To be effective on a given ore slurry, the collectors are chosen based upon their selective wetting of the types of particles to be separated. A good collector will adsorb, physically or chemically, with one of the types of particles. This provides the thermodynamic requirement for the particles to bind to the surface of a bubble. The wetting activity of a surfactant on a particle can be quantified by measuring the contact angles that the liquid/bubble interface makes with it. Another important measure for attachment of bubbles to particles is induction time. The induction time is the time required for the particle and bubble to rupture the thin film separating the particle and bubble. This rupturing is achieved by the surface forces between the particle and bubble.
The mechanisms for the bubble-particle attachment is very complex and consists of three steps, collision, attachment and detachment. The collision is achieved by particles being within the collision tube of a bubble and this is affected by the velocity of the bubble and radius of the bubble. The collision tube corresponds to the region in which a particle will collide with the bubble, with the perimeter of the collision tube corresponding to the grazing trajectory.

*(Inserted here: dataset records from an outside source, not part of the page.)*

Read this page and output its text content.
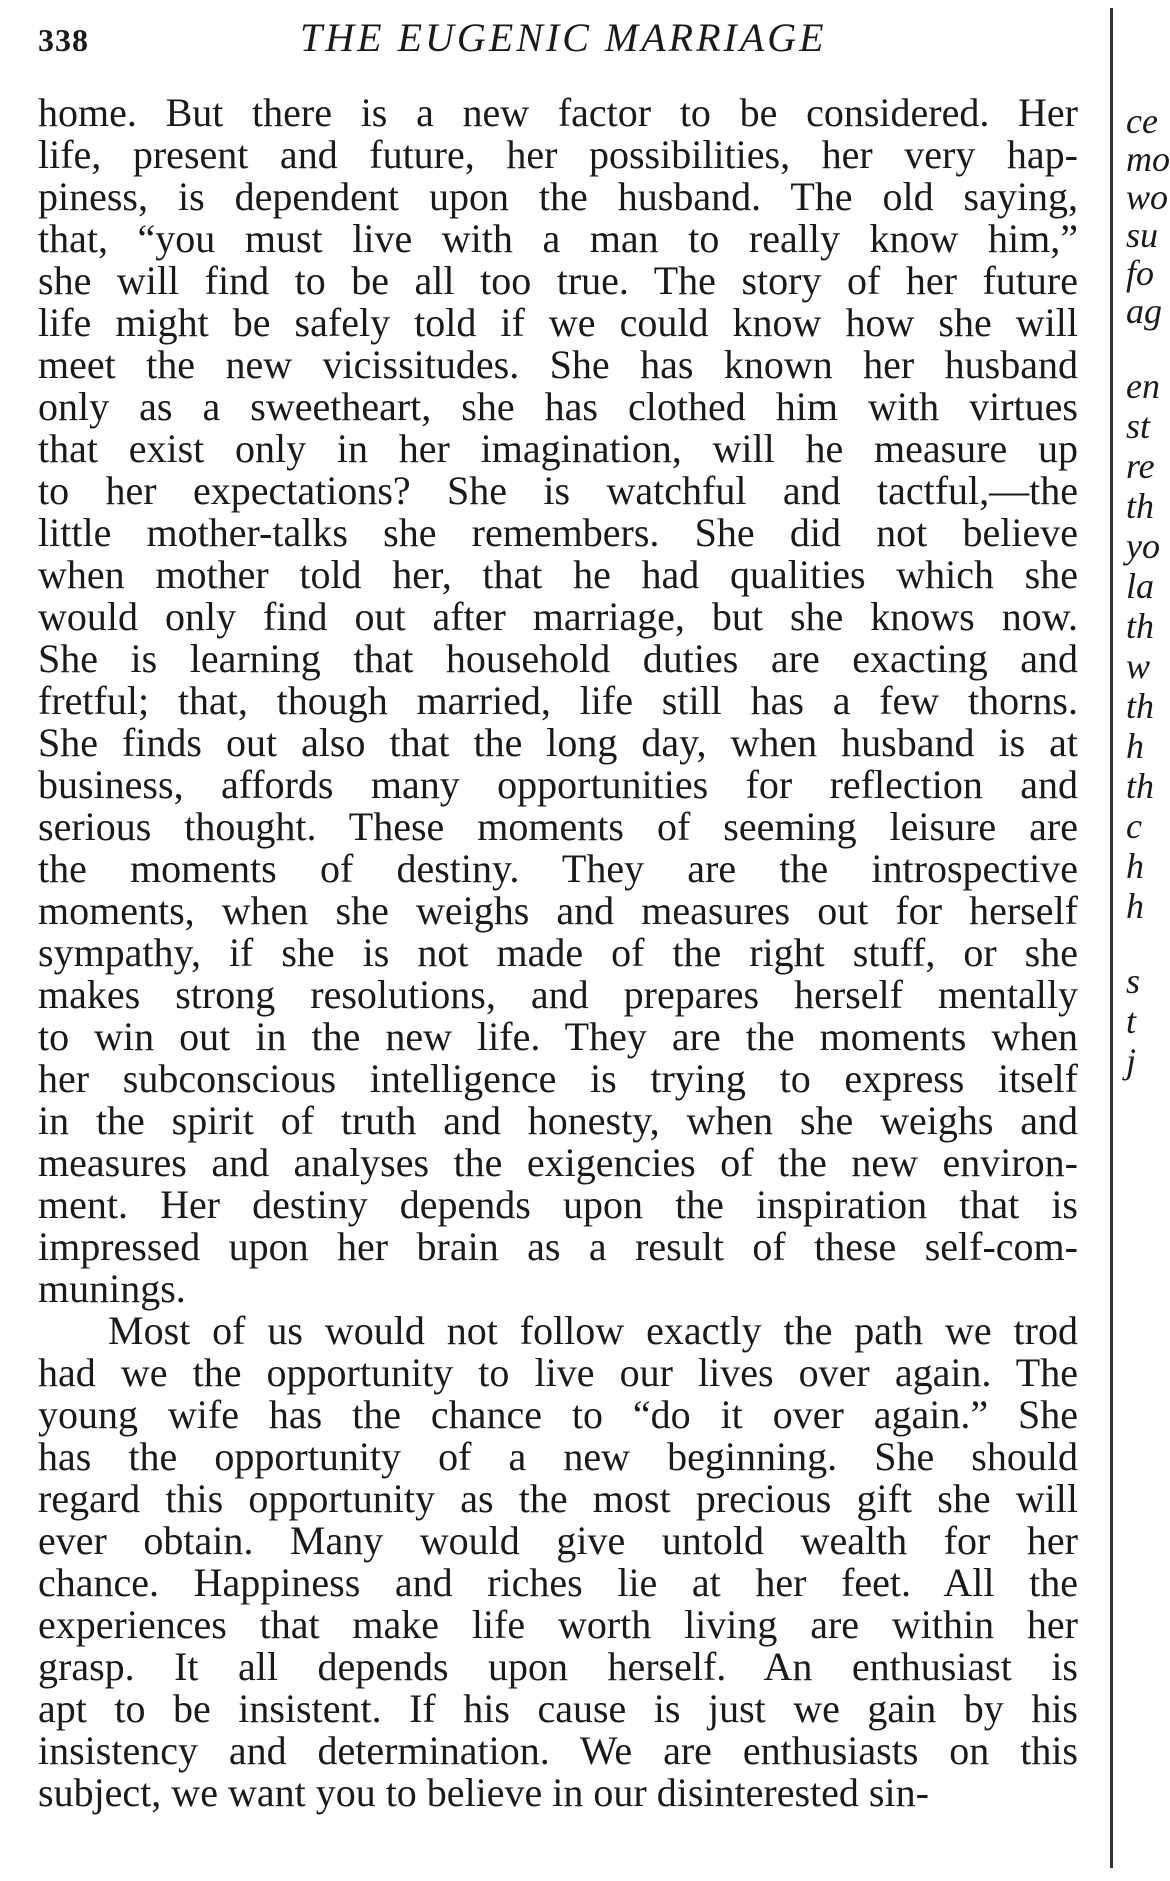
338	THE EUGENIC MARRIAGE
home. But there is a new factor to be considered. Her
life, present and future, her possibilities, her very hap-
piness, is dependent upon the husband. The old saying,
that, “you must live with a man to really know him,”
she will find to be all too true. The story of her future
life might be safely told if we could know how she will
meet the new vicissitudes. She has known her husband
only as a sweetheart, she has clothed him with virtues
that exist only in her imagination, will he measure up
to her expectations? She is watchful and tactful,—the
little mother-talks she remembers. She did not believe
when mother told her, that he had qualities which she
would only find out after marriage, but she knows now.
She is learning that household duties are exacting and
fretful; that, though married, life still has a few thorns.
She finds out also that the long day, when husband is at
business, affords many opportunities for reflection and
serious thought. These moments of seeming leisure are
the moments of destiny. They are the introspective
moments, when she weighs and measures out for herself
sympathy, if she is not made of the right stuff, or she
makes strong resolutions, and prepares herself mentally
to win out in the new life. They are the moments when
her subconscious intelligence is trying to express itself
in the spirit of truth and honesty, when she weighs and
measures and analyses the exigencies of the new environ-
ment. Her destiny depends upon the inspiration that is
impressed upon her brain as a result of these self-com-
munings.
Most of us would not follow exactly the path we trod
had we the opportunity to live our lives over again. The
young wife has the chance to “do it over again.” She
has the opportunity of a new beginning. She should
regard this opportunity as the most precious gift she will
ever obtain. Many would give untold wealth for her
chance. Happiness and riches lie at her feet. All the
experiences that make life worth living are within her
grasp. It all depends upon herself. An enthusiast is
apt to be insistent. If his cause is just we gain by his
insistency and determination. We are enthusiasts on this
subject, we want you to believe in our disinterested sin-
ce
mo
wo
su
fo
ag
en
st
re
th
yo
la
th
w
th
h
th
c
h
h
s
t
j
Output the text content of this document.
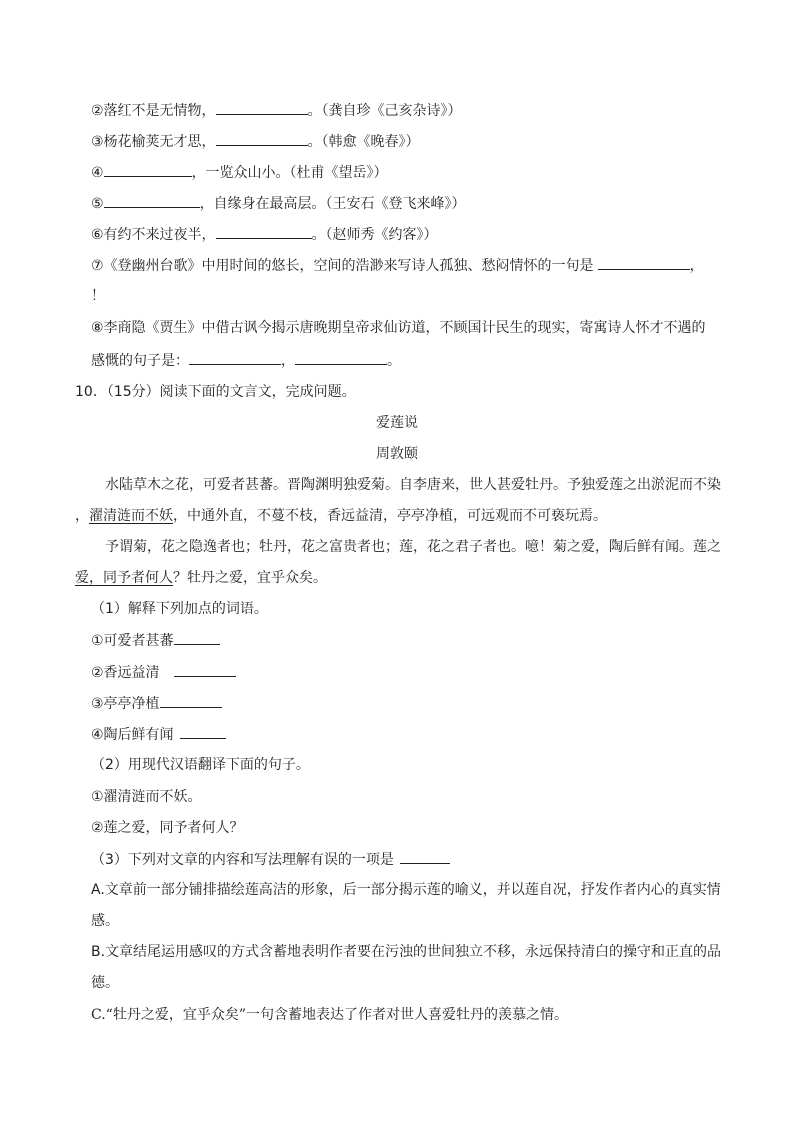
②落红不是无情物，	。（龚自珍《己亥杂诗》）
③杨花榆荚无才思，	。（韩愈《晚春》）
④	，一览众山小。（杜甫《望岳》）
⑤	，自缘身在最高层。（王安石《登飞来峰》）
⑥有约不来过夜半，	。（赵师秀《约客》）
⑦《登幽州台歌》中用时间的悠长，空间的浩渺来写诗人孤独、愁闷情怀的一句是	，
！
⑧李商隐《贾生》中借古讽今揭示唐晚期皇帝求仙访道，不顾国计民生的现实，寄寓诗人怀才不遇的
感慨的句子是：	，	。
10．（15分）阅读下面的文言文，完成问题。
爱莲说
周敦颐
水陆草木之花，可爱者甚蕃。晋陶渊明独爱菊。自李唐来，世人甚爱牡丹。予独爱莲之出淤泥而不染
，濯清涟而不妖，中通外直，不蔓不枝，香远益清，亭亭净植，可远观而不可亵玩焉。
予谓菊，花之隐逸者也；牡丹，花之富贵者也；莲，花之君子者也。噫！菊之爱，陶后鲜有闻。莲之
爱，同予者何人？牡丹之爱，宜乎众矣。
（1）解释下列加点的词语。
①可爱者甚蕃
②香远益清
③亭亭净植
④陶后鲜有闻
（2）用现代汉语翻译下面的句子。
①濯清涟而不妖。
②莲之爱，同予者何人？
（3）下列对文章的内容和写法理解有误的一项是
A.文章前一部分铺排描绘莲高洁的形象，后一部分揭示莲的喻义，并以莲自况，抒发作者内心的真实情
感。
B.文章结尾运用感叹的方式含蓄地表明作者要在污浊的世间独立不移，永远保持清白的操守和正直的品
德。
C.“牡丹之爱，宜乎众矣”一句含蓄地表达了作者对世人喜爱牡丹的羡慕之情。
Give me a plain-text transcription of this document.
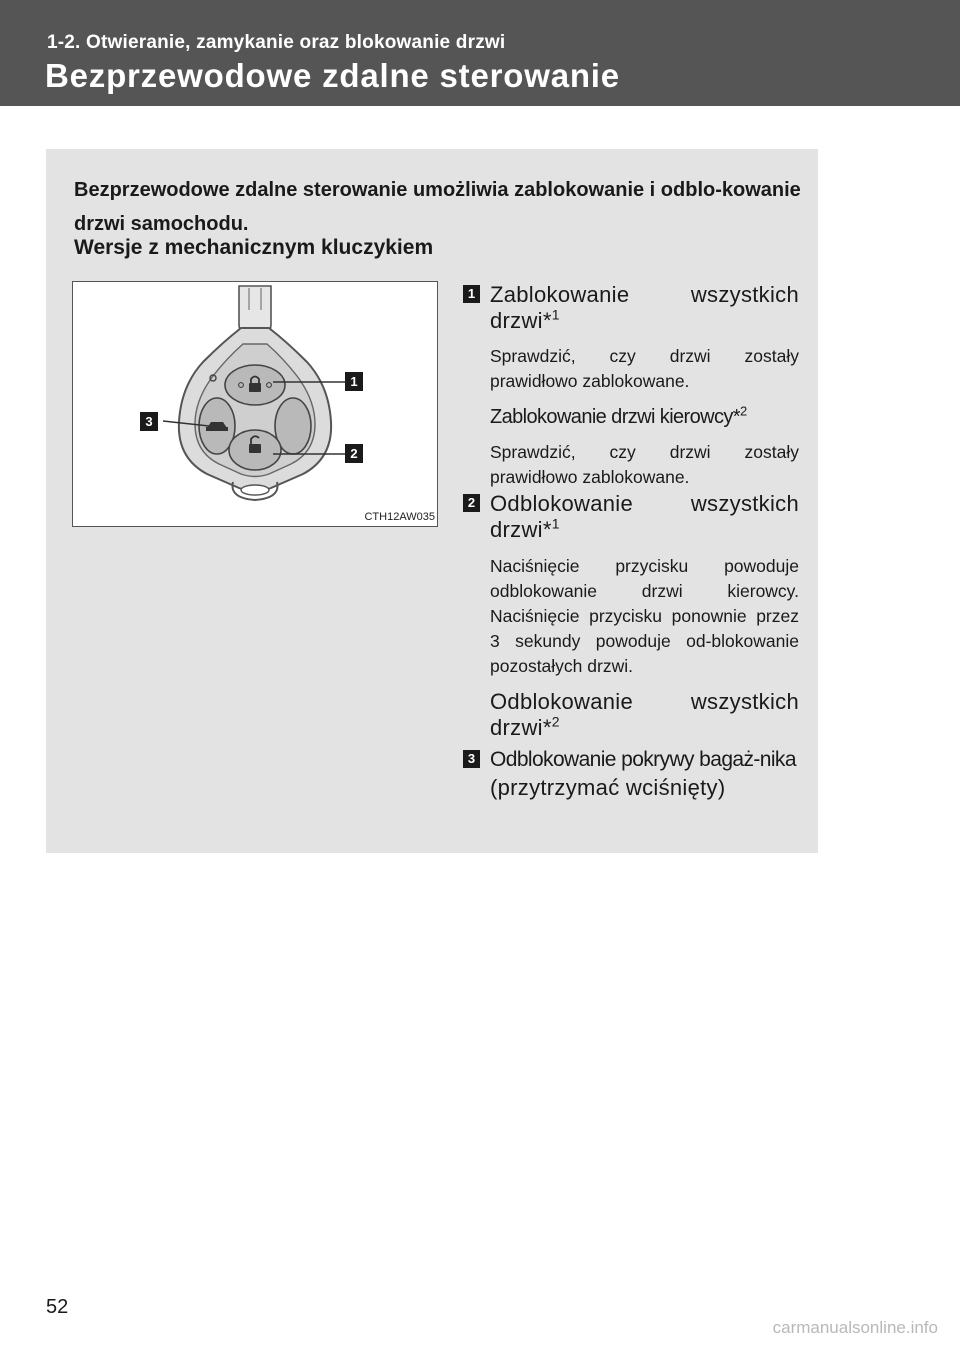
1-2. Otwieranie, zamykanie oraz blokowanie drzwi
Bezprzewodowe zdalne sterowanie
Bezprzewodowe zdalne sterowanie umożliwia zablokowanie i odblo-kowanie drzwi samochodu.
Wersje z mechanicznym kluczykiem
1
3
2
CTH12AW035
1 Zablokowanie wszystkich drzwi*$^1$
Sprawdzić, czy drzwi zostały prawidłowo zablokowane.
Zablokowanie drzwi kierowcy*$^2$
Sprawdzić, czy drzwi zostały prawidłowo zablokowane.
2 Odblokowanie wszystkich drzwi*$^1$
Naciśnięcie przycisku powoduje odblokowanie drzwi kierowcy. Naciśnięcie przycisku ponownie przez 3 sekundy powoduje od-blokowanie pozostałych drzwi.
Odblokowanie wszystkich drzwi*$^2$
3 Odblokowanie pokrywy bagaż-nika
(przytrzymać wciśnięty)
52
carmanualsonline.info
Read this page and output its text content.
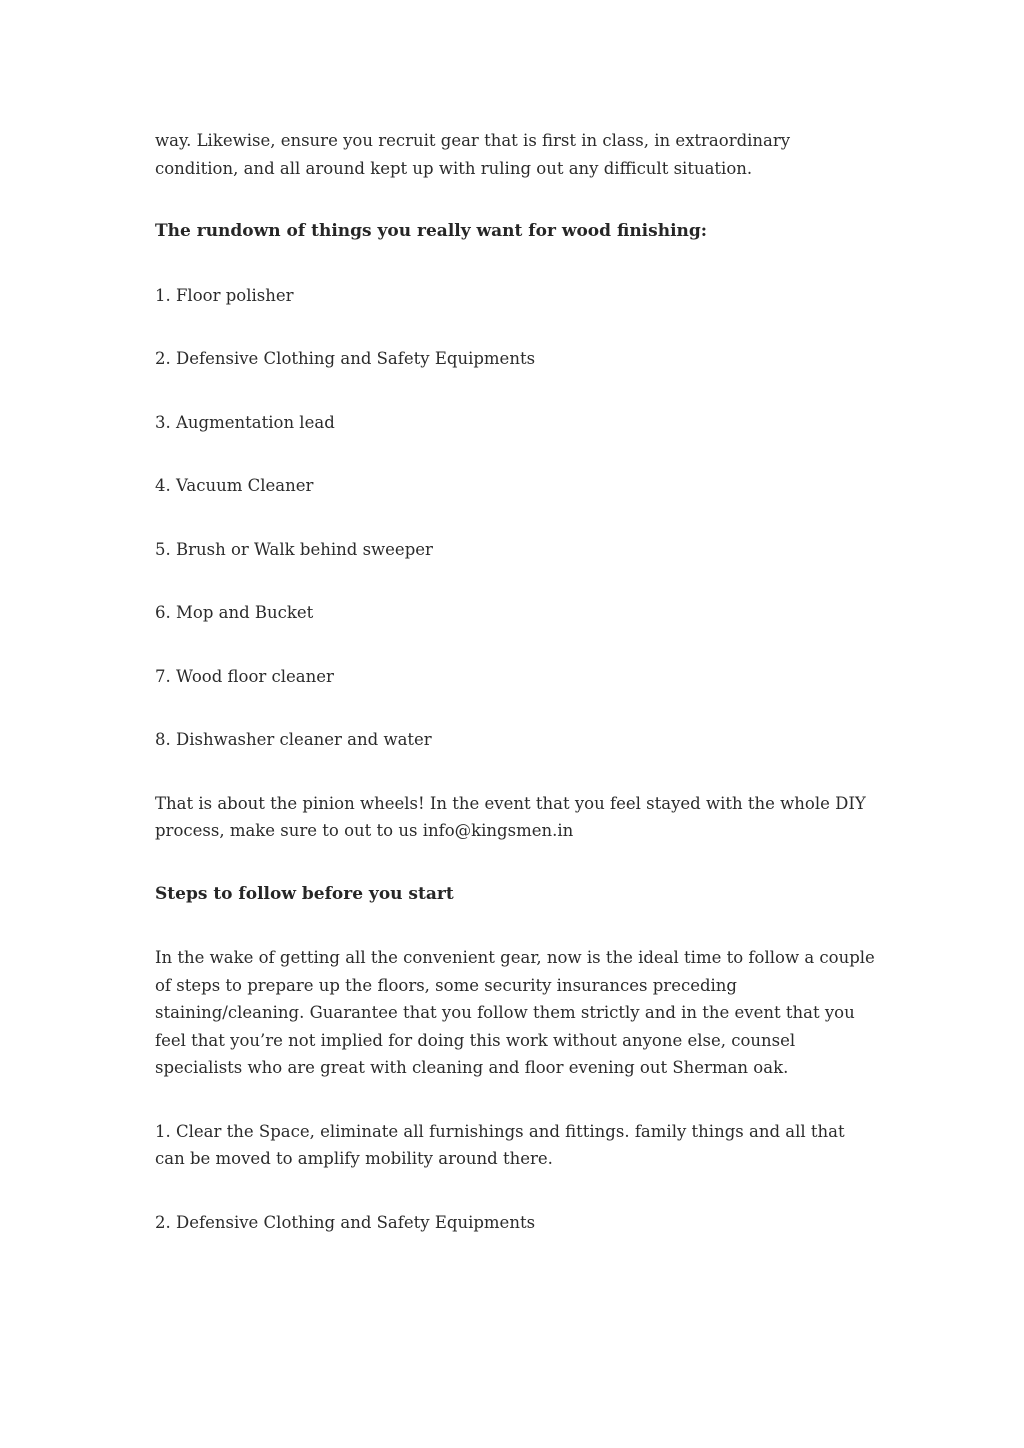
way. Likewise, ensure you recruit gear that is first in class, in extraordinary condition, and all around kept up with ruling out any difficult situation.

The rundown of things you really want for wood finishing:

1. Floor polisher

2. Defensive Clothing and Safety Equipments

3. Augmentation lead

4. Vacuum Cleaner

5. Brush or Walk behind sweeper

6. Mop and Bucket

7. Wood floor cleaner

8. Dishwasher cleaner and water

That is about the pinion wheels! In the event that you feel stayed with the whole DIY process, make sure to out to us info@kingsmen.in

Steps to follow before you start

In the wake of getting all the convenient gear, now is the ideal time to follow a couple of steps to prepare up the floors, some security insurances preceding staining/cleaning. Guarantee that you follow them strictly and in the event that you feel that you’re not implied for doing this work without anyone else, counsel specialists who are great with cleaning and floor evening out Sherman oak.

1. Clear the Space, eliminate all furnishings and fittings. family things and all that can be moved to amplify mobility around there.

2. Defensive Clothing and Safety Equipments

The attachment of the particle to the bubble is controlled by the induction time of the particle and bubble. The particle and bubble need to bind and this occurs if the time in which the particle and bubble are in contact with each other is larger than the required induction time. This induction time is affected by the fluid viscosity, particle and bubble size and the forces between the particle and bubbles.
The detachment of a particle and bubble occurs when the force exerted by the surface tension is exceeded by shear forces and gravitational forces. These forces are complex and vary within the cell. High shear will be experienced close to the impeller of a mechanical flotation cell and mostly gravitational force in the collection and cleaning zone of a flotation column.
Significant issues of entrainment of fine particles occurs as these particles experience low collision efficiencies as well as sliming and degradation of the particle surfaces. Coarse particles show a low recovery of the valuable mineral due to the low liberation and high detachment efficiencies.